Le groupe se déchaîne, les mots sont durs, brutaux même. Les musiciens gravent leurs propos dans le béton et l’asphalte. Ils ne cisèlent pas, ils ne lissent pas les mots. Tout est brut, âpre, amer et parfois violent. Vulgaire ? Si l’on considère que l’envie de vivre libre est vulgaire, alors oui ils sont vulgaires, sales et méchants. Si l’on prend le fond et la forme, ils sont exactement ce que craignent les intellectuels cambrés sur de petits intérêts personnels : une menace, une contreculture qu’on ne contrôle ni ne bâillonne. Ils sont nés dans les ghettos de béton autour des grandes villes. Ils ont grandi avec pour seul horizon des terrains vagues, le chômage ou l’usine pour un salaire de misère. Ils sont la révolte, ils sont la sueur et les larmes des vains sacrifices de leurs parents.

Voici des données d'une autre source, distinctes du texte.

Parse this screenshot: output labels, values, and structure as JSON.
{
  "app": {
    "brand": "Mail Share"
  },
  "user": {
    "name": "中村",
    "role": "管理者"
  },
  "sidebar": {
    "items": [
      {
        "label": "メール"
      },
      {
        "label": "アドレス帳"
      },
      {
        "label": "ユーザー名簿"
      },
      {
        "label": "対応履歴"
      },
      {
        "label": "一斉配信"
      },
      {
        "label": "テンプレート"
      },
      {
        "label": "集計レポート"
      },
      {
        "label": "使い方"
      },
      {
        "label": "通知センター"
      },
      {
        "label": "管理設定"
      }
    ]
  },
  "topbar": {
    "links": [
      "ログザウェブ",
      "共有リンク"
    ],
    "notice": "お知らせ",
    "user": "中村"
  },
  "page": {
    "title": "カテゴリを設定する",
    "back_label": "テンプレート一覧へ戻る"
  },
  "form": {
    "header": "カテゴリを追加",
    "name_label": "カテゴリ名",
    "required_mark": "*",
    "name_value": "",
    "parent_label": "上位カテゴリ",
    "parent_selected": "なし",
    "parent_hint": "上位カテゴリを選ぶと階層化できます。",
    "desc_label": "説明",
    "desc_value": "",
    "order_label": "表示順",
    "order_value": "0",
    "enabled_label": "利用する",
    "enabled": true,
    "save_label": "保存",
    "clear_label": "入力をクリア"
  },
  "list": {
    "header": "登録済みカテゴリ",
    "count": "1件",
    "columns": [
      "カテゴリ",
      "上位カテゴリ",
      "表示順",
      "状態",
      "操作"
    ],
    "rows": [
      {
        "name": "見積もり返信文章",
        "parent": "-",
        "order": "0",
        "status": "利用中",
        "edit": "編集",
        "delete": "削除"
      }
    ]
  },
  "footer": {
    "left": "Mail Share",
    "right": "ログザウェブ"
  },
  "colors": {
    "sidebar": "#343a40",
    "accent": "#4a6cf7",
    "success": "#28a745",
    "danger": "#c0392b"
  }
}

On les prend pour des ivrognes, pour des paumés, des imbéciles sans but ni avenir. Ils le sont sans l’être, ils sont le désespoir et l’espoir tout à la fois, parce qu’ils constatent la réalité des choses, la condamnation à vie d’être rien ni personne, tout en revendiquant une envie de changement, quitte à ce qu’il soit radical et anarchique. « Sauter dans le vide et mourir, plutôt que de rester sur place » pourrait faire un excellent slogan. Ils sont désormais enragés, ils ont la mauvaise bière qui remonte en nappes dans la tête, ils rigolent, et le groupe monte les décibels jusqu’à la surdité. Tout le monde saute, tout le monde bouge jusqu’à l’épuisement. La nuit n’est plus courte, elle est éternelle et ils sont le feu qui éclaire l’obscurité.

Leurs ainés foutaient déjà le bordel à Londres et Paris dans les années 70. Aujourd’hui, sont-ils nombreux ? Ils sont de moins en moins à rester révoltés, énervés et prêts à battre le pavé. Ont-ils raison ? Sont-ils sur la bonne voie ? Impossible d’en juger, impossible de leur reprocher de vouloir y croire. La seule chose qui perdure, c’est cette énergie, cette dégaine qui hésite entre le treillis et le jean crade, qui arbore les mêmes signes que leurs prédécesseurs. Il y a les groupes légendaires, les textes qui percutent encore trente ans après, il y a toujours cette odeur de bière rance et de sueur dans les concerts… ils sont toujours là, ils sont toujours fous, ivres, excités, prêts à se jeter les uns sur les autres pour exorciser leur sort… ils vivent, ils en veulent au monde entier d’être réduits à subir le quotidien.

Toi mon pote le punk, je te salue et te comprends. Je braille comme toi « ohhh… ohhhh…ohhh » pendant les concerts, je me pourris les tympans avec nos standards, et je pense au quotidien, avec un sourire teinté d’ironie… parce qu’il n’y a ni bon ni mauvais, il n’y a que nous tous, tous coupables, tous innocents.